QUANDO L’ARMA TRAMAVA. Alti ufficiali sotto interrogatorio

Il gen. Manes in borghese
Il gen. Manes in borghese

Tra il 20 maggio ed il 4 giugno 1967, volendo approfondire le notizie che stanno circolando sull’esistenza del piano Solo e su quanto accadde nel luglio del 1964, il gen. Manes convoca nel suo ufficio presso il comando generale dei carabinieri alcuni alti ufficiali dell’arma per interrogarli.

Quelli che seguono sono i verbali di quegli interrogatori del tutto informali ma da cui emerge un deferente rapporto di gerarchia degli interrogati nei confronti dello stesso Manes che è il vicecomandante dell’arma, cioè il numero due dell’istituzione.

Dagli interrogatori che finiranno allegati al rapporto che il gen. Manes consegnerà al suo superiore, il gen. Ciglieri – e sui quali per 24 anni calerà il più assoluto dei segreti – emerge uno spaccato cospirativo davvero inquietante.

Pur non trattandosi di dichiarazioni univoche – alcuni ufficiali parlano di convocazioni avvenute genericamente nella tarda primavera, altri a maggio, altri ancora alla fine di giugno del 1964 – tutti concordano sul contenuto delle stesse: una messa in allarme dei carabinieri in relazione alle difficoltà della situazione politica, con la distribuzione di liste segretissime di militanti comunisti da arrestare e da deportare. Liste preparate dal SIFAR al cui vertice il gen. De Lorenzo, all’epoca comandante generale dell’arma, era rimasto per lunghissimo tempo e che di fatto aveva lasciato al col. Allavena, non a caso presente a quelle riunioni.

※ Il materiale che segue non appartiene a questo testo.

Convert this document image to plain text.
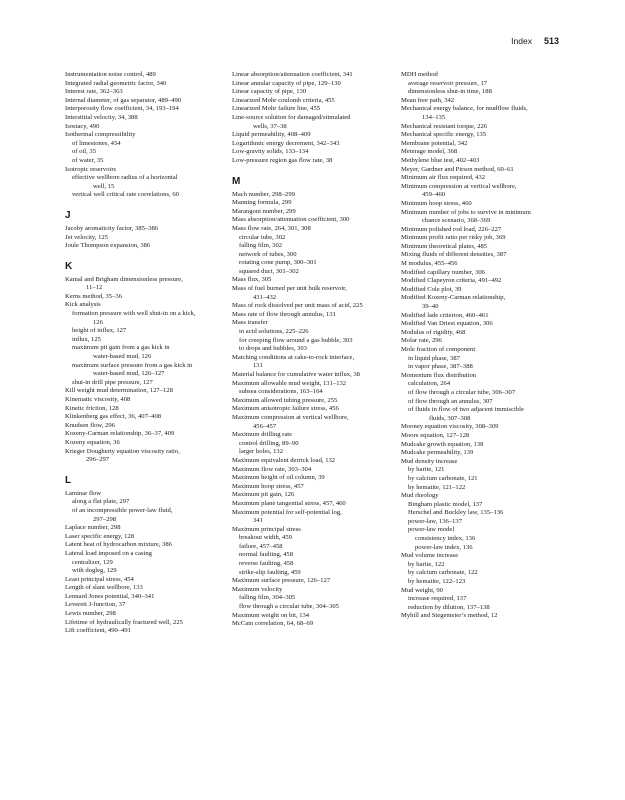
Index 513
Instrumentation noise control, 489
Integrated radial geometric factor, 340
Interest rate, 362–363
Internal diameter, of gas separator, 489–490
Interporosity flow coefficient, 34, 193–194
Interstitial velocity, 34, 388
Isostacy, 490
Isothermal compressibility
of limestones, 454
of oil, 35
of water, 35
Isotropic reservoirs
effective wellbore radius of a horizontal
well, 15
vertical well critical rate correlations, 60
J
Jacoby aromaticity factor, 385–386
Jet velocity, 125
Joule Thompson expansion, 386
K
Kamal and Brigham dimensionless pressure,
11–12
Kerns method, 35–36
Kick analysis
formation pressure with well shut-in on a kick,
126
height of influx, 127
influx, 125
maximum pit gain from a gas kick in
water-based mud, 126
maximum surface pressure from a gas kick in
water-based mud, 126–127
shut-in drill pipe pressure, 127
Kill weight mud determination, 127–128
Kinematic viscosity, 408
Kinetic friction, 128
Klinkenberg gas effect, 36, 407–408
Knudsen flow, 296
Kozeny-Carman relationship, 36–37, 409
Kozeny equation, 36
Krieger Dougherty equation viscosity ratio,
296–297
L
Laminar flow
along a flat plate, 297
of an incompressible power-law fluid,
297–298
Laplace number, 298
Laser specific energy, 128
Latent heat of hydrocarbon mixture, 386
Lateral load imposed on a casing
centralizer, 129
with dogleg, 129
Least principal stress, 454
Length of slant wellbore, 133
Lennard Jones potential, 340–341
Leverett J-function, 37
Lewis number, 298
Lifetime of hydraulically fractured well, 225
Lift coefficient, 490–491
Linear absorption/attenuation coefficient, 341
Linear annular capacity of pipe, 129–130
Linear capacity of pipe, 130
Linearized Mohr coulomb criteria, 455
Linearized Mohr failure line, 455
Line-source solution for damaged/stimulated
wells, 37–38
Liquid permeability, 408–409
Logarithmic energy decrement, 342–343
Low-gravity solids, 133–134
Low-pressure region gas flow rate, 38
M
Mach number, 298–299
Manning formula, 299
Marangoni number, 299
Mass absorption/attenuation coefficient, 300
Mass flow rate, 264, 301, 308
circular tube, 302
falling film, 302
network of tubes, 300
rotating cone pump, 300–301
squared duct, 301–302
Mass flux, 305
Mass of fuel burned per unit bulk reservoir,
431–432
Mass of rock dissolved per unit mass of acid, 225
Mass rate of flow through annulus, 131
Mass transfer
in acid solutions, 225–226
for creeping flow around a gas bubble, 303
to drops and bubbles, 303
Matching conditions at cake-to-rock interface,
131
Material balance for cumulative water influx, 38
Maximum allowable mud weight, 131–132
subsea considerations, 163–164
Maximum allowed tubing pressure, 255
Maximum anisotropic failure stress, 456
Maximum compression at vertical wellbore,
456–457
Maximum drilling rate
control drilling, 89–90
larger holes, 132
Maximum equivalent derrick load, 132
Maximum flow rate, 303–304
Maximum height of oil column, 39
Maximum hoop stress, 457
Maximum pit gain, 126
Maximum plane tangential stress, 457, 460
Maximum potential for self-potential log,
341
Maximum principal stress
breakout width, 459
failure, 457–458
normal faulting, 458
reverse faulting, 458
strike-slip faulting, 459
Maximum surface pressure, 126–127
Maximum velocity
falling film, 304–305
flow through a circular tube, 304–305
Maximum weight on bit, 134
McCain correlation, 64, 68–69
MDH method
average reservoir pressure, 17
dimensionless shut-in time, 188
Mean free path, 342
Mechanical energy balance, for mudflow fluids,
134–135
Mechanical resistant torque, 226
Mechanical specific energy, 135
Membrane potential, 342
Meterage model, 368
Methylene blue test, 402–403
Meyer, Gardner and Pirson method, 60–61
Minimum air flux required, 432
Minimum compression at vertical wellbore,
459–460
Minimum hoop stress, 460
Minimum number of jobs to survive in minimum
chance scenario, 368–369
Minimum polished rod load, 226–227
Minimum profit ratio per risky job, 369
Minimum theoretical plates, 485
Mixing fluids of different densities, 387
M modulus, 455–456
Modified capillary number, 306
Modified Clapeyron criteria, 491–492
Modified Cole plot, 39
Modified Kozeny-Carman relationship,
39–40
Modified lade criterion, 460–461
Modified Van Driest equation, 306
Modulus of rigidity, 468
Molar rate, 296
Mole fraction of component
in liquid phase, 387
in vapor phase, 387–388
Momentum flux distribution
calculation, 264
of flow through a circular tube, 306–307
of flow through an annulus, 307
of fluids in flow of two adjacent immiscible
fluids, 307–308
Mooney equation viscosity, 308–309
Moore equation, 127–128
Mudcake growth equation, 138
Mudcake permeability, 139
Mud density increase
by barite, 121
by calcium carbonate, 121
by hematite, 121–122
Mud rheology
Bingham plastic model, 137
Herschel and Buckley law, 135–136
power-law, 136–137
power-law model
consistency index, 136
power-law index, 136
Mud volume increase
by barite, 122
by calcium carbonate, 122
by hematite, 122–123
Mud weight, 90
increase required, 137
reduction by dilution, 137–138
Myhill and Stegemeier’s method, 12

Il col. Bittoni e il gen. Lepore parlano anche di piani per il controllo della città di Roma e tutti gli interrogatori dipingono una situazione di alta tensione, con i carabinieri pronti ad intervenire.

Le ammissioni più rilevanti sono quelle del col. Romolo Dalla Chiesa, fratello di Carlo Alberto (il nome di entrambi compare nelle liste della P2) il quale parla esplicitamente di “posti idonei di concentramento” dove riunire gli arrestati che sarebbero poi stati trasferiti – come afferma il gen. Azzari – “in un’isola”, con ogni probabilità la Sardegna, dove era già allestita la base di capo Marrargiu, sede operativa di Gladio.